Tata initially denied that the car was faulty but recently offered buyers an optional upgrade to the exhaust and electrical systems. There are suggestions now that the Nano may carry a long-term stigma, while expensive credit and disruptions to manufacturing have also tempered demand.

"Quality perception over safety could be a concern," Fortune Equity Brokers analyst Mahantesh Sabarad said. Any further fall in sales could tarnish the Nano brand, he added.

A spokesman for Tata said the latest poor sales figures, which count the number of cars sold to dealerships, were not a matter for concern. The company was working on selling Nanos directly to consumers, he said, but would not say how many cars had been sold in that way. Tata was also in the process of making the Nano available to buyers in rural India, where sales would pick up, he predicted. "One month's figures don't matter to us," he said.

The Nano has been beset with problems since its inception.

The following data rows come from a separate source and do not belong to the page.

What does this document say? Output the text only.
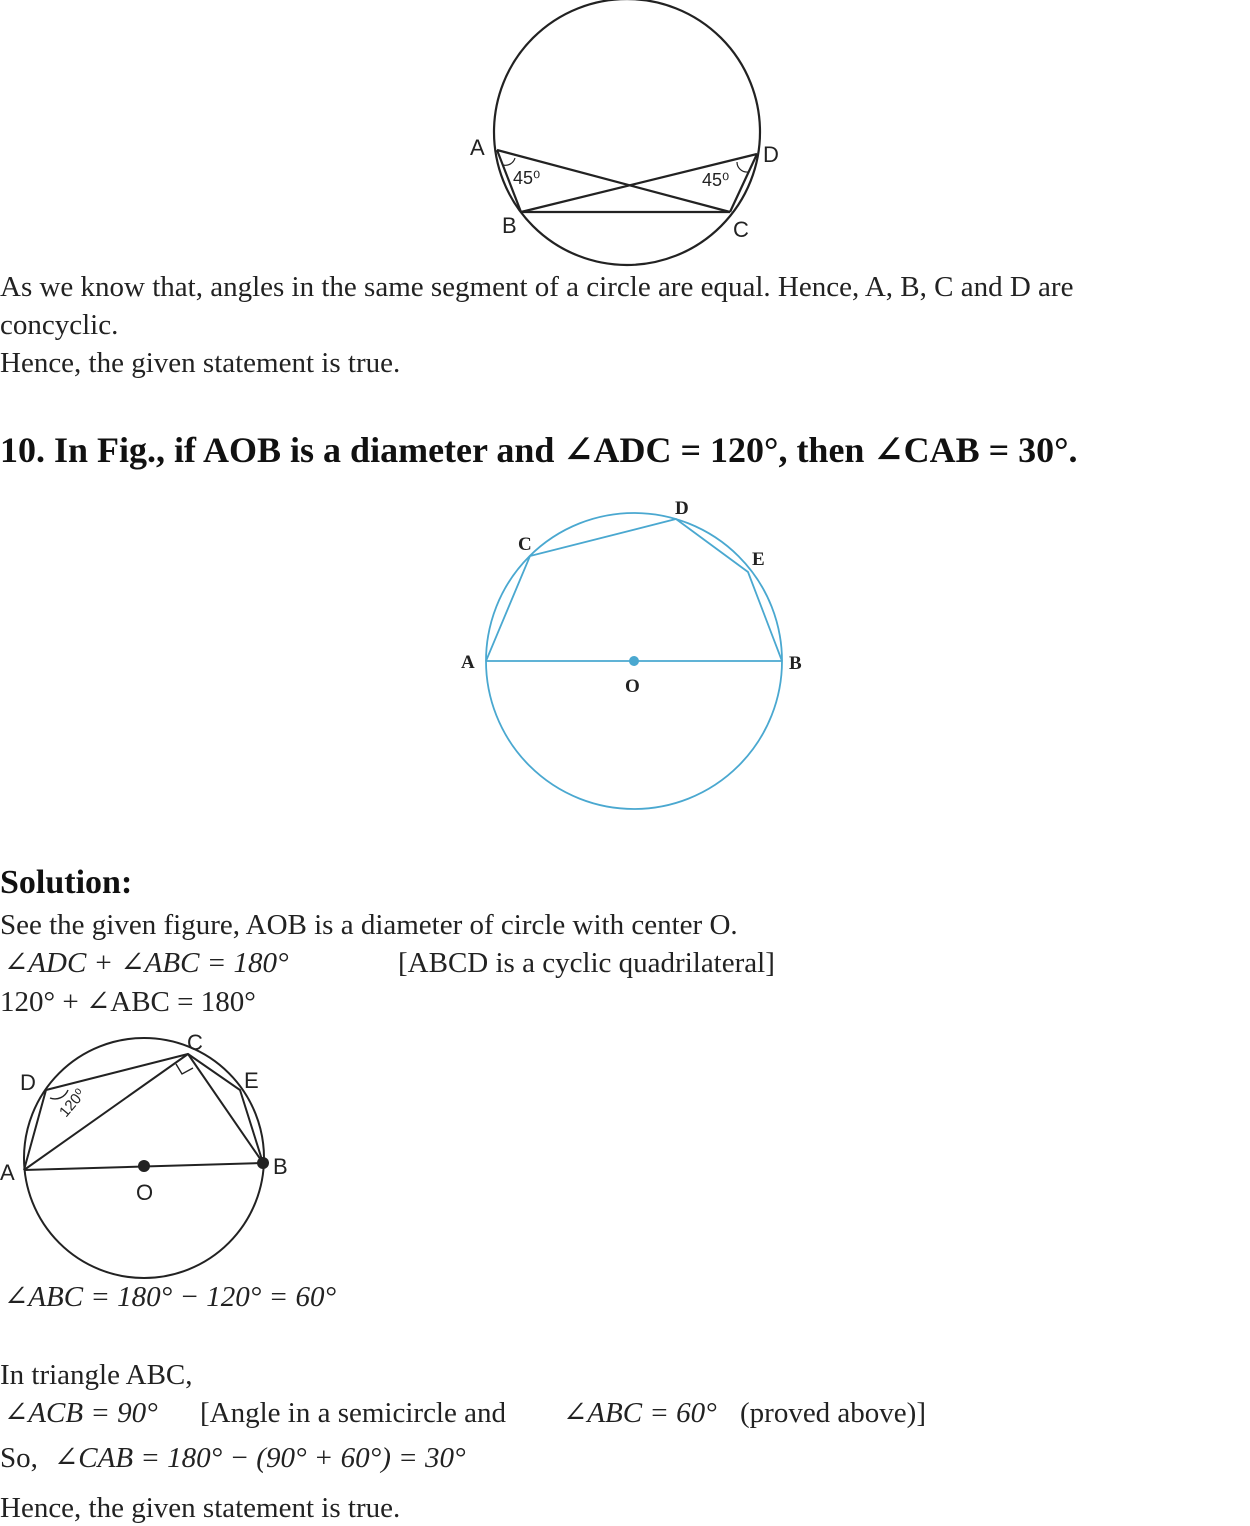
A	D
B	C
45⁰	45⁰
As we know that, angles in the same segment of a circle are equal. Hence, A, B, C and D are
concyclic.
Hence, the given statement is true.
10. In Fig., if AOB is a diameter and ∠ADC = 120°, then ∠CAB = 30°.
A	B
C
D
E
O
Solution:
See the given figure, AOB is a diameter of circle with center O.
∠ADC + ∠ABC = 180°	[ABCD is a cyclic quadrilateral]
120° + ∠ABC = 180°
A	B
C
D	E
O
120⁰
∠ABC = 180° − 120° = 60°
In triangle ABC,
∠ACB = 90° [Angle in a semicircle and ∠ABC = 60° (proved above)]
So, ∠CAB = 180° − (90° + 60°) = 30°
Hence, the given statement is true.
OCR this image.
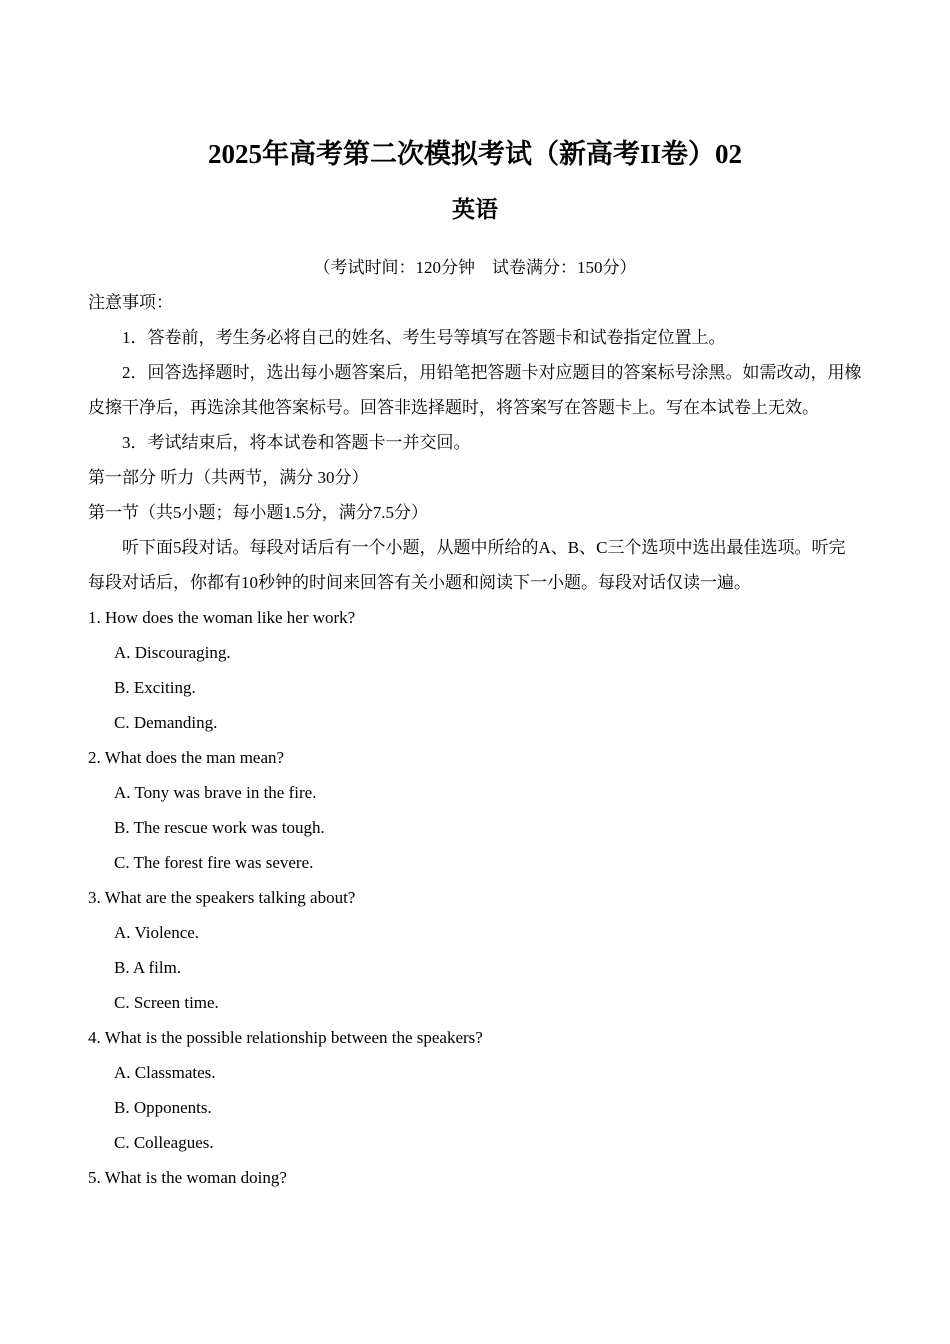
2025年高考第二次模拟考试（新高考II卷）02
英语

（考试时间：120分钟　试卷满分：150分）

注意事项：

1．答卷前，考生务必将自己的姓名、考生号等填写在答题卡和试卷指定位置上。

2．回答选择题时，选出每小题答案后，用铅笔把答题卡对应题目的答案标号涂黑。如需改动，用橡皮擦干净后，再选涂其他答案标号。回答非选择题时，将答案写在答题卡上。写在本试卷上无效。

3．考试结束后，将本试卷和答题卡一并交回。

第一部分 听力（共两节，满分 30分）

第一节（共5小题；每小题1.5分，满分7.5分）

听下面5段对话。每段对话后有一个小题，从题中所给的A、B、C三个选项中选出最佳选项。听完每段对话后，你都有10秒钟的时间来回答有关小题和阅读下一小题。每段对话仅读一遍。

1. How does the woman like her work?

A. Discouraging.

B. Exciting.

C. Demanding.

2. What does the man mean?

A. Tony was brave in the fire.

B. The rescue work was tough.

C. The forest fire was severe.

3. What are the speakers talking about?

A. Violence.

B. A film.

C. Screen time.

4. What is the possible relationship between the speakers?

A. Classmates.

B. Opponents.

C. Colleagues.

5. What is the woman doing?
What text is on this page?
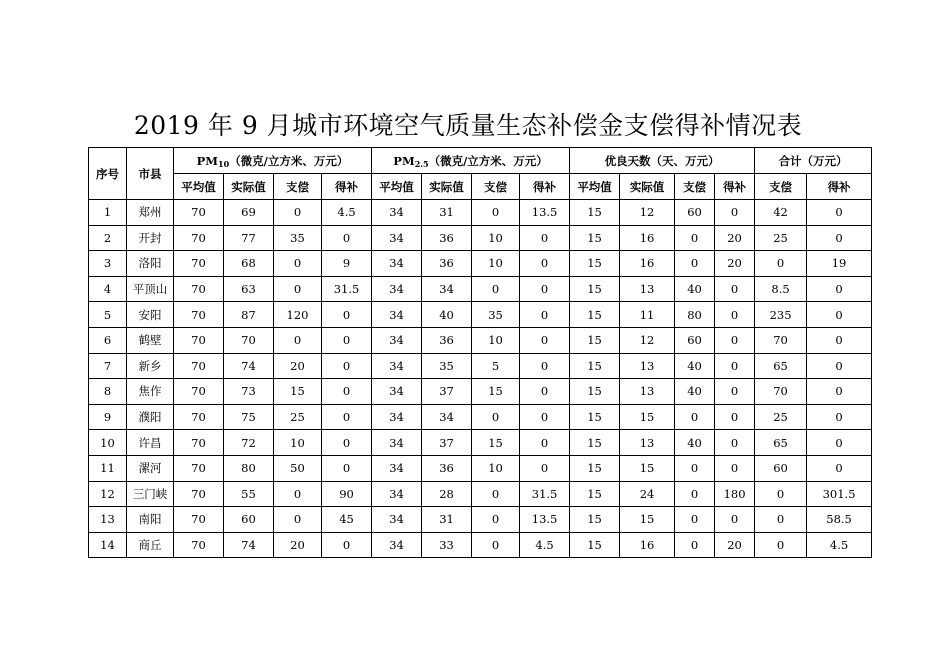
2019 年 9 月城市环境空气质量生态补偿金支偿得补情况表
序号	市县	$PM_{10}$（微克/立方米、万元）				$PM_{2.5}$（微克/立方米、万元）				优良天数（天、万元）				合计（万元）	
		平均值	实际值	支偿	得补	平均值	实际值	支偿	得补	平均值	实际值	支偿	得补	支偿	得补
1	郑州	70	69	0	4.5	34	31	0	13.5	15	12	60	0	42	0
2	开封	70	77	35	0	34	36	10	0	15	16	0	20	25	0
3	洛阳	70	68	0	9	34	36	10	0	15	16	0	20	0	19
4	平顶山	70	63	0	31.5	34	34	0	0	15	13	40	0	8.5	0
5	安阳	70	87	120	0	34	40	35	0	15	11	80	0	235	0
6	鹤壁	70	70	0	0	34	36	10	0	15	12	60	0	70	0
7	新乡	70	74	20	0	34	35	5	0	15	13	40	0	65	0
8	焦作	70	73	15	0	34	37	15	0	15	13	40	0	70	0
9	濮阳	70	75	25	0	34	34	0	0	15	15	0	0	25	0
10	许昌	70	72	10	0	34	37	15	0	15	13	40	0	65	0
11	漯河	70	80	50	0	34	36	10	0	15	15	0	0	60	0
12	三门峡	70	55	0	90	34	28	0	31.5	15	24	0	180	0	301.5
13	南阳	70	60	0	45	34	31	0	13.5	15	15	0	0	0	58.5
14	商丘	70	74	20	0	34	33	0	4.5	15	16	0	20	0	4.5
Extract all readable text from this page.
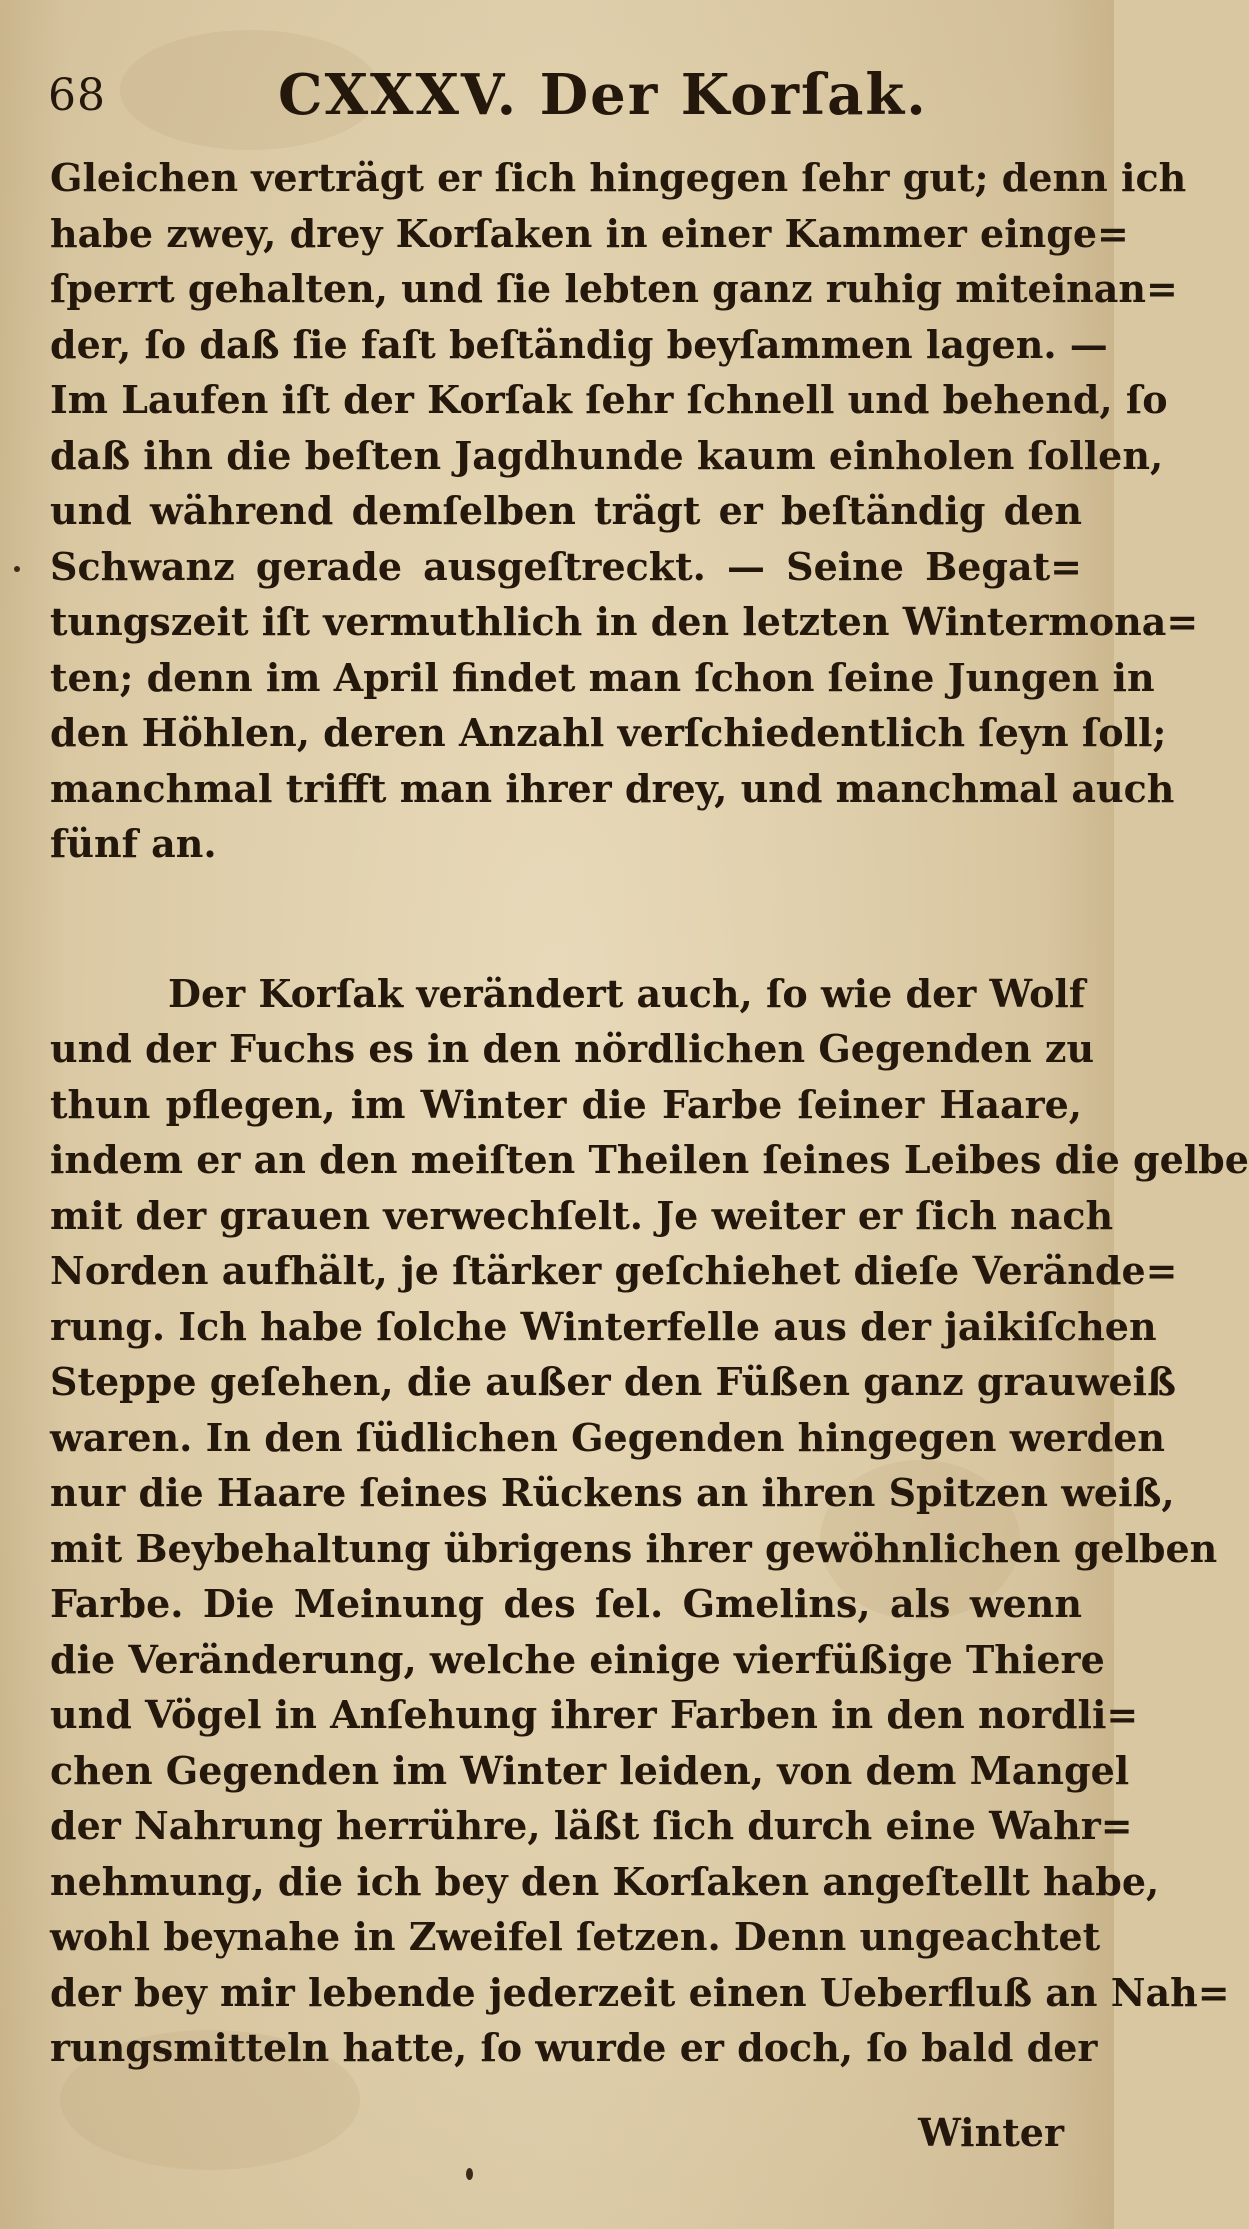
68	CXXXV. Der Korſak.
Gleichen verträgt er ſich hingegen ſehr gut; denn ich
habe zwey, drey Korſaken in einer Kammer einge=
ſperrt gehalten, und ſie lebten ganz ruhig miteinan=
der, ſo daß ſie faſt beſtändig beyſammen lagen. —
Im Laufen iſt der Korſak ſehr ſchnell und behend, ſo
daß ihn die beſten Jagdhunde kaum einholen ſollen,
und während demſelben trägt er beſtändig den
Schwanz gerade ausgeſtreckt. — Seine Begat=
tungszeit iſt vermuthlich in den letzten Wintermona=
ten; denn im April findet man ſchon ſeine Jungen in
den Höhlen, deren Anzahl verſchiedentlich ſeyn ſoll;
manchmal trifft man ihrer drey, und manchmal auch
fünf an.
Der Korſak verändert auch, ſo wie der Wolf
und der Fuchs es in den nördlichen Gegenden zu
thun pflegen, im Winter die Farbe ſeiner Haare,
indem er an den meiſten Theilen ſeines Leibes die gelbe
mit der grauen verwechſelt. Je weiter er ſich nach
Norden aufhält, je ſtärker geſchiehet dieſe Verände=
rung. Ich habe ſolche Winterfelle aus der jaikiſchen
Steppe geſehen, die außer den Füßen ganz grauweiß
waren. In den ſüdlichen Gegenden hingegen werden
nur die Haare ſeines Rückens an ihren Spitzen weiß,
mit Beybehaltung übrigens ihrer gewöhnlichen gelben
Farbe. Die Meinung des ſel. Gmelins, als wenn
die Veränderung, welche einige vierfüßige Thiere
und Vögel in Anſehung ihrer Farben in den nordli=
chen Gegenden im Winter leiden, von dem Mangel
der Nahrung herrühre, läßt ſich durch eine Wahr=
nehmung, die ich bey den Korſaken angeſtellt habe,
wohl beynahe in Zweifel ſetzen. Denn ungeachtet
der bey mir lebende jederzeit einen Ueberfluß an Nah=
rungsmitteln hatte, ſo wurde er doch, ſo bald der
Winter
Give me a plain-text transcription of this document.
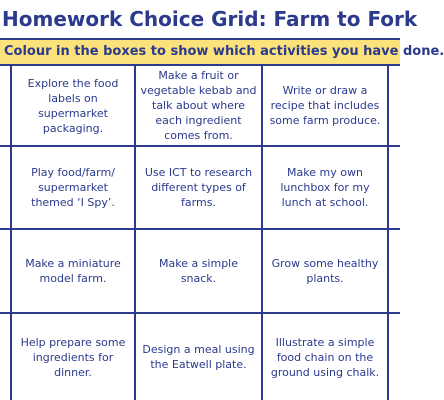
Homework Choice Grid: Farm to Fork
Colour in the boxes to show which activities you have done.
Explore the food labels on supermarket packaging.
Make a fruit or vegetable kebab and talk about where each ingredient comes from.
Write or draw a recipe that includes some farm produce.
Play food/farm/ supermarket themed ‘I Spy’.
Use ICT to research different types of farms.
Make my own lunchbox for my lunch at school.
Make a miniature model farm.
Make a simple snack.
Grow some healthy plants.
Help prepare some ingredients for dinner.
Design a meal using the Eatwell plate.
Illustrate a simple food chain on the ground using chalk.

Two years after its launch, only about 70,000 have been built, a fraction of the output initially planned.

The paucity of supply was originally a result of a dispute with farmers in West Bengal over the purchase of land on which Tata was building a factory.

The row reflects the social tensions that India faces as it tries to increase industrial capacity.

The company was forced to abandon the original factory site at a cost of as much as pound stg. 224 million.

News of flagging Nano sales will not disappoint everybody. Environmentalists said that the last thing India's gridlocked cities needed was more traffic.